By Alison Ramsey
IAHPC Newsletter Editor
Two events decided Koffi Tengue’s path in life. When he was seven years old, a child bitten by a snake died while the child’s father dashed home to get money for treatment, which the health center refused to provide before payment; and when he was a first-year med student, he watched his mother die of cancer—“an unforgivable disease.”
In response, in 1997 he joined with others to found Organisation Jeunesse pour le Développement Communautaire (Youth Organization for Community Development), or ORJEDEC, in Kouvé, his village in Togo.
ORJEDEC has matured to become an effective palliative care provider for children and adults, trainer of health care professionals and caregivers, and advocate locally, nationally, and internationally. Its achievements as a non-governmental organization have been nurtured through partnerships and support from—among others—Togo’s Ministry of Health, its National Association of Nurses, Hospice Africa Uganda, the African Palliative Care Association, and the IAHPC.
ORJEDEC by the numbers
Although ORJEDEC is based in Kouvé, a region of 25,000 people, its national partnerships translate into a country-wide influence to benefit 8.2 million citizens.
Its three key activities are: promotion of palliative care, prevention of serious diseases (such as cancer, HIV/AIDS, diabetes, etc.), and nutrition and counselling.
Its three palliative care experts (trained by Hospice Africa Uganda), two doctors, 14 nurses, a mental health specialist, a psychologist, two pastors, a sociologist, and 41 community-based volunteers cover a lot of ground. They meet and counsel patients at seven palliative care centers that cover the two largest regions of Togo as well as doing home care. They are working with the national association of nurses to provide services to out-of-area residents: in the meantime, they connect to other regions using WhatsApp, Facebook, and by phone.

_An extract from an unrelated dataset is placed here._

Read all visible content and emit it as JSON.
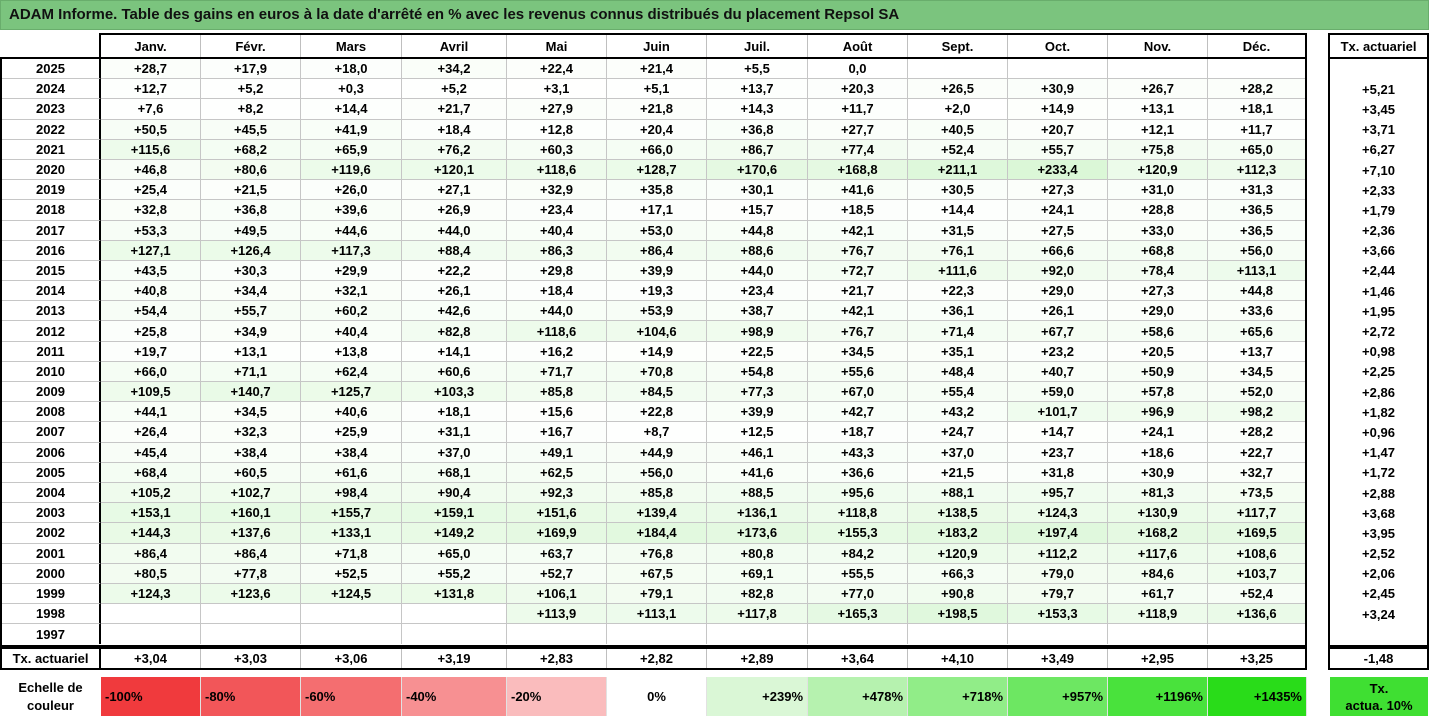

ORJEDEC’s current mandate includes treating those with chronic and progressive diseases, as well as vulnerable patients suffering from COVID-19, in their homes and at private and public health care institutions.
It joined with SOS Soins Palliatifs in Togo in an ongoing effort to advocate for improved health insurance to help those with serious pathologies and limited prognosis, especially the neglected, frail elders, and the most financially fragile residents.

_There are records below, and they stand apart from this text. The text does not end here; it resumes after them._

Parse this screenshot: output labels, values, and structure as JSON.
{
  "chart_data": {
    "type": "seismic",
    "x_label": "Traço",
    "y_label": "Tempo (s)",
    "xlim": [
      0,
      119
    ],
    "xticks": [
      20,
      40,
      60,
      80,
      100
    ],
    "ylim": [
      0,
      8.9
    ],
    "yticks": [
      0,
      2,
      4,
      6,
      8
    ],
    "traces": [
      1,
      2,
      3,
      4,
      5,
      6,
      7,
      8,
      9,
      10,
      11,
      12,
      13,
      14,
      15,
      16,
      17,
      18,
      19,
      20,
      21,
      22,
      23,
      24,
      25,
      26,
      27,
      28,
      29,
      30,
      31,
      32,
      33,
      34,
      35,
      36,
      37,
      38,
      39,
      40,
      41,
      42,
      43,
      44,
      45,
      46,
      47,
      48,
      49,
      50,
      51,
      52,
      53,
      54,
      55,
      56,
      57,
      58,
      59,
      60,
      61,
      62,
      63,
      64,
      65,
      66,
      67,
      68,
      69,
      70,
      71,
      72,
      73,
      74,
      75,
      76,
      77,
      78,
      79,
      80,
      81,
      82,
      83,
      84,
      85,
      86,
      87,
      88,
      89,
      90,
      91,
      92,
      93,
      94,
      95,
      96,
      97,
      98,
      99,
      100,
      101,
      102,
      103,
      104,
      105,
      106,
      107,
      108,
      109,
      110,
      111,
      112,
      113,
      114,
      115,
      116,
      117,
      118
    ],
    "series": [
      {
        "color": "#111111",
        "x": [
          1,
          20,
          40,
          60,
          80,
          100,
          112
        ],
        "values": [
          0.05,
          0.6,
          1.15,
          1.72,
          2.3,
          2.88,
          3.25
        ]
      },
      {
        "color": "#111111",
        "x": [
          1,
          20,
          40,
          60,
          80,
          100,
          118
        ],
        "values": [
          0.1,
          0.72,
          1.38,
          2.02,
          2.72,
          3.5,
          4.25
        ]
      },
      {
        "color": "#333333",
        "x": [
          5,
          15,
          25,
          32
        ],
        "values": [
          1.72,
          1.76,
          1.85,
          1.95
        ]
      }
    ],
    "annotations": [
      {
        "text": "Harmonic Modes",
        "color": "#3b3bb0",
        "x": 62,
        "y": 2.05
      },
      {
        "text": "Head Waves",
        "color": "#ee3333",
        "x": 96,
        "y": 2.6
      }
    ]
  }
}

ORJEDEC’s plans include advocating for improved availability of morphine, integrating palliative care into educational curricula, and establishing a hospice serving West Africa. Another focus is to continue training caregivers in rural areas. The need, says, Dr. Tengue, is real and immediate; with a population of more than 7 million, Togo has 32,200 cases of cancer and HIV/AIDS.
Most important, however, is that “we do everything we can, with love, because a job well done is always satisfying.”